Resumiendo y concretando: durante los primeros años de la restauración conspiración con Ruiz Zorrilla, hombres que después se han manifestado convencidos monárquicos desde el banco azul; y aquel hombre digno que mantenía viva la protesta contra el golpe de Estado del 3 de enero de 1874, cándido por demasiado honrado, se confió a aquellos falsos enemigos, resultando lo que con harta frecuencia resulta entre políticos, que la mayoría abandonó al caudillo republicano para aceptar una cartera o un puesto elevado, y sólo pudo contar con la adhesión de los que por dignidad no se venden, pero que por preocupaciones carecen de lógica para elevar su pensamiento y su energía para activar su acción.
A no haber sido por Asensio Vega, Cebrián, Mangado, Villacampa y pocos más, D. Manuel hubiera sido juguete durante muchos años de ambiciones y especuladores disfrazados de patriotas.
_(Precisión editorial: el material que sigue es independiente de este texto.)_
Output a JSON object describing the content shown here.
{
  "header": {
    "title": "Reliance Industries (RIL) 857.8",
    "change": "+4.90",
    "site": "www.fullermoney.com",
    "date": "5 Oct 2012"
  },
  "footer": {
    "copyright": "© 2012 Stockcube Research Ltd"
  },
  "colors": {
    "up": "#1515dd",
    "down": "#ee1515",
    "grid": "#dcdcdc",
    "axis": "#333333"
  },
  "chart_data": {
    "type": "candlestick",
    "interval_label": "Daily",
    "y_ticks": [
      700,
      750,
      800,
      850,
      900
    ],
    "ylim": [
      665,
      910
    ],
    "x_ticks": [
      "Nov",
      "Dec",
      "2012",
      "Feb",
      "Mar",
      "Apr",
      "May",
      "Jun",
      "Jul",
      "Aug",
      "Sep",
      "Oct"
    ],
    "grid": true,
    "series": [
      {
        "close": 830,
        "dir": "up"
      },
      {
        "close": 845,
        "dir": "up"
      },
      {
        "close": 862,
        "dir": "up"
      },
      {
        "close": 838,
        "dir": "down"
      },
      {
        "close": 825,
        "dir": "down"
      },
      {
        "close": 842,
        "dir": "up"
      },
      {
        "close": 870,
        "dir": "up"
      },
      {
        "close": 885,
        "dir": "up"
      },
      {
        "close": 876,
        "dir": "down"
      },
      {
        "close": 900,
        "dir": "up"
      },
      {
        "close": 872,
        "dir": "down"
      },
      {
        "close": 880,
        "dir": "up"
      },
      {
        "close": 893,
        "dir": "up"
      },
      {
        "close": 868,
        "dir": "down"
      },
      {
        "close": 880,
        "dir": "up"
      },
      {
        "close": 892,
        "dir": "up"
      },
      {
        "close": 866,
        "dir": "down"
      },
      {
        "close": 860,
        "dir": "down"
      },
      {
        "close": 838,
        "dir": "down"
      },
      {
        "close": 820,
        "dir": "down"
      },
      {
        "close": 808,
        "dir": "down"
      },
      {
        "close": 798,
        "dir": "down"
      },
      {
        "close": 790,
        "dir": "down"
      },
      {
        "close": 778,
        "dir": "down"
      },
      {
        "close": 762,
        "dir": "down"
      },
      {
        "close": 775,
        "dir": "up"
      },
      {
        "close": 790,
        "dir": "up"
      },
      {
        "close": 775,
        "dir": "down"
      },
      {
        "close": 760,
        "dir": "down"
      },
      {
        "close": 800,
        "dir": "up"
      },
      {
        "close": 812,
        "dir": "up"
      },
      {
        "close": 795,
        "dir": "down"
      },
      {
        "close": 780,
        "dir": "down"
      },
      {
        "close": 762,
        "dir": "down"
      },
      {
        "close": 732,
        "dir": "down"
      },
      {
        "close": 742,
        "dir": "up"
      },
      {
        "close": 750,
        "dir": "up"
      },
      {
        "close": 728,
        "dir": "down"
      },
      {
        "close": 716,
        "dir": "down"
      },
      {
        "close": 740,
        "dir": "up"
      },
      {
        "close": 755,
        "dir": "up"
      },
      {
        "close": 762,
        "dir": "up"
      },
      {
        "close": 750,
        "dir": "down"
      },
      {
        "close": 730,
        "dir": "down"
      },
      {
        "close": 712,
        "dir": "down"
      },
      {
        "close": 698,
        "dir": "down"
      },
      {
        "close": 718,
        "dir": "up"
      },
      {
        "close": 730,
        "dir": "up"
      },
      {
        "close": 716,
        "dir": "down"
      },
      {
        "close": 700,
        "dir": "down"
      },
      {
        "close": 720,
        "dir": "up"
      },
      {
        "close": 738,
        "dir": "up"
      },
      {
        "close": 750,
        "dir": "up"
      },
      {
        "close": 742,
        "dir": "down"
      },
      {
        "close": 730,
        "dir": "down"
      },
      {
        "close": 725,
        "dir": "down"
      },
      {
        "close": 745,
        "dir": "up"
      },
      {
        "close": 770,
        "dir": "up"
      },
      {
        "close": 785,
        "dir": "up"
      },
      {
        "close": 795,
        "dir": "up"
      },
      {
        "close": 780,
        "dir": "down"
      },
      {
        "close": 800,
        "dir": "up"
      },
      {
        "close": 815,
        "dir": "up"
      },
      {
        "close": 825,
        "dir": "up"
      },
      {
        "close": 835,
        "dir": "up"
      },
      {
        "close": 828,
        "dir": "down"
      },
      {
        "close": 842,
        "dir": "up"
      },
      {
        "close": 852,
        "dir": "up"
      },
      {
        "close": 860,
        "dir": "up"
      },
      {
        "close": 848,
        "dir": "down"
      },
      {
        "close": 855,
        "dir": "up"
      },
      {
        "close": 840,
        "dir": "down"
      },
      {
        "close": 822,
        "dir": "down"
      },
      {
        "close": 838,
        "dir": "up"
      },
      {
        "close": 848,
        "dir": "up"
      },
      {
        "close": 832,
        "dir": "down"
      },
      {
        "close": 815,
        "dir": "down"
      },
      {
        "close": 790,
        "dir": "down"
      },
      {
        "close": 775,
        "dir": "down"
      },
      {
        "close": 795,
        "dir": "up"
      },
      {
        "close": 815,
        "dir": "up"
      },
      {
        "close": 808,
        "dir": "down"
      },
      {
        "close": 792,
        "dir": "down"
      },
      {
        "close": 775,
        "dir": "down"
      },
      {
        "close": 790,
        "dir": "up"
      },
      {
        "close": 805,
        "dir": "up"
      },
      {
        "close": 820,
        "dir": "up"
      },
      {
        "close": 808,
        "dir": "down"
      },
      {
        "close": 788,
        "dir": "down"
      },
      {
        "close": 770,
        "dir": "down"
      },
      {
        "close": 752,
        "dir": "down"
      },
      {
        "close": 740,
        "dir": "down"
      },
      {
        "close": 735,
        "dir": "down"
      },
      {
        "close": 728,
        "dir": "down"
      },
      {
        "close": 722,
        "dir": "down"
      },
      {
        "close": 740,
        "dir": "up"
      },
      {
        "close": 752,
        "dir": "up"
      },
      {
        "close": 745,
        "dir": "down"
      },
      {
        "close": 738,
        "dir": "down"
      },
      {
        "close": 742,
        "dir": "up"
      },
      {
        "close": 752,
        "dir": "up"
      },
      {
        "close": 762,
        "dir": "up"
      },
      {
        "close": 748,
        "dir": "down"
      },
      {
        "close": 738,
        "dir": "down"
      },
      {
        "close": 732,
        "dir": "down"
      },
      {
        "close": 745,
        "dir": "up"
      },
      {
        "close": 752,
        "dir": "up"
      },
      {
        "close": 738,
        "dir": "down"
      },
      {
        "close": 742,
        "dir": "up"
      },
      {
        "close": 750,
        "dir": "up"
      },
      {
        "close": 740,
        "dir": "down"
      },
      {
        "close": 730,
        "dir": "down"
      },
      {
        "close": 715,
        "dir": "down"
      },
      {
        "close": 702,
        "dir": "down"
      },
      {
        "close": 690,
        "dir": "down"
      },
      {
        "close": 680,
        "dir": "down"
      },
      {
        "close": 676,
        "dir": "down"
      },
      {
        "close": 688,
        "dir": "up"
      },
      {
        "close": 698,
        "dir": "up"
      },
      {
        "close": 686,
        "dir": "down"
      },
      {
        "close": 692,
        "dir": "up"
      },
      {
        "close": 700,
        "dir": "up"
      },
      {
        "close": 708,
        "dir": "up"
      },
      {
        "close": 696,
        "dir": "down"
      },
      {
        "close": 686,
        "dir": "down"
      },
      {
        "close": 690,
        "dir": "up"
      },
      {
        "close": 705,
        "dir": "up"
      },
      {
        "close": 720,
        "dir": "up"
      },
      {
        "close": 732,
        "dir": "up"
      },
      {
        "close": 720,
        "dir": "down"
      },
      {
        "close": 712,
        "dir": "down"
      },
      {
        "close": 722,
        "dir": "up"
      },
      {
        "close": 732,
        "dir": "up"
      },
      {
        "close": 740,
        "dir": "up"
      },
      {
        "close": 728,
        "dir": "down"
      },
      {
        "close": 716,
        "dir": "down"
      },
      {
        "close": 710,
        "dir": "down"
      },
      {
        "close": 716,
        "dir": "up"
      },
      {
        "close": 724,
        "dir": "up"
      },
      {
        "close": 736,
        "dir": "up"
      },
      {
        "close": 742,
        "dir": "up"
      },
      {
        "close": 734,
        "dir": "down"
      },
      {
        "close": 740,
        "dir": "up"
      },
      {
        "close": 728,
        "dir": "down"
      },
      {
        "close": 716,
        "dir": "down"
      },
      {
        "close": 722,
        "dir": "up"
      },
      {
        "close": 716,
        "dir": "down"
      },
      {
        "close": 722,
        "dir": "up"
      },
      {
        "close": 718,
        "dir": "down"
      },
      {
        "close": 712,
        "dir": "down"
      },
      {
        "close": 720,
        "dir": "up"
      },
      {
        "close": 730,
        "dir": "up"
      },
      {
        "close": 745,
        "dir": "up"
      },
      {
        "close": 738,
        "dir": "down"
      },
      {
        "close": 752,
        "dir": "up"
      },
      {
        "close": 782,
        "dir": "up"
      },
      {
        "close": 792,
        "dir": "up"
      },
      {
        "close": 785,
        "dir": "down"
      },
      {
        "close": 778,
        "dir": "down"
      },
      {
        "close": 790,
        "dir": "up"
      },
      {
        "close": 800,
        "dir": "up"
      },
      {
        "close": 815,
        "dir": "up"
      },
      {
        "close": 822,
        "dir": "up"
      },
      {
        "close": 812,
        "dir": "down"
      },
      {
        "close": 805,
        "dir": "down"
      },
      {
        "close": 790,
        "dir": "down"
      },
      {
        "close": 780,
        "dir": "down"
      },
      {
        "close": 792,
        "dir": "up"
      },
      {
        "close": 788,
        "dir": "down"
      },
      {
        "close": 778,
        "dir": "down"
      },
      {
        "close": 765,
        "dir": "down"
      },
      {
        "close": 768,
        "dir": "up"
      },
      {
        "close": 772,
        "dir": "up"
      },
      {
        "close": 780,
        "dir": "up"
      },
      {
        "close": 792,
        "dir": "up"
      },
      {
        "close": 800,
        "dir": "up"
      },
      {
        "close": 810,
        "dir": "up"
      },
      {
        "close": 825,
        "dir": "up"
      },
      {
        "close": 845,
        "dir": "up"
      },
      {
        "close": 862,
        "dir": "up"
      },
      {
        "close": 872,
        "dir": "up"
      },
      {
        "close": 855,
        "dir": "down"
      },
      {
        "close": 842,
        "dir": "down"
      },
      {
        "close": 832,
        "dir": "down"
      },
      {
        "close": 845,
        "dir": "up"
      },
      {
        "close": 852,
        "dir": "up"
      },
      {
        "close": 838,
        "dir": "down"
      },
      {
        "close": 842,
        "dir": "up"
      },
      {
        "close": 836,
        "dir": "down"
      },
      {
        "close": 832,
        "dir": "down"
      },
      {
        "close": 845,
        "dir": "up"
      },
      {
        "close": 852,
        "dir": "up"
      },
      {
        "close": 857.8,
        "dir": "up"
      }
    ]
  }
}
En su consecuencia limité mi acción a mis alumnos, escogiendo para mis experimentos a aquellos que me parecieron más apropiados y mejor dispuestos.
Con la percepción clara del fin que me proponía, y en posesión de cierto prestigio que me daba mi posición de maestro y mi carácter expansivo, cumplidos mis deberes profesionales, hablaba con mis alumnos de diversos asuntos; unas veces sobre costumbres españolas, otras sobre política, religión, arte, filosofía, y siempre procuraba rectificar los juicios emitidos en lo que pudieran tener de exagerados o de mal fundados, o bien hacía resaltar el inconveniente que existe en someter el criterio propio al dogma de secta, de escuela o de partido, lo que por desgracia está tan generalizado, y de ese modo obtenía con cierta frecuencia que individuos distanciados por su credo particular, después de discutir, se acercaran y concordaran, saltando sobre creencias antes indiscutidas, y aceptadas por fe, por obediencia o por simple acatamiento servil, y por ello mis amigos y alumnos se sentían dichosos por haber abandonado un error vergonzoso y haber aceptado una verdad cuya posesión eleva y dignifica.
La severidad de la lógica, aplicada sin censura y con oportunidad, limó asperezas fanáticas, estableció concordias intelectuales y quién sabe hasta qué punto determinó voluntades en sentido progresivo.
Librepensadores opuestos a la Iglesia y que transigían con las aberraciones del Génesis, con la inadecuada moral del Evangelio y hasta con las ceremonias eclesiásticas; republicanos más o menos oportunistas o radicales que se contentaban con la menguada igualdad democrática que contiene el título de ciudadanía, sin afectar lo más mínimo a la diferencia de clases; filósofos que pretendían haber descubierto la causa primordial entre laberintos metafísicos, fundando la verdad sobre una vana fraseología, todos pudieron ver el error ajeno y el propio; todos o la mayor parte se orientaron hacia el sentido común.
Llevado por las alternativas de mi vida lejos de aquellos amigos, algunos me enviaron la expresión de su amistad al fondo del calabozo donde esperaba la libertad confiado en mi inculpabilidad; de todos espero buena y eficaz acción progresiva, satisfecho por haber sido la causa determinante de su racional orientación.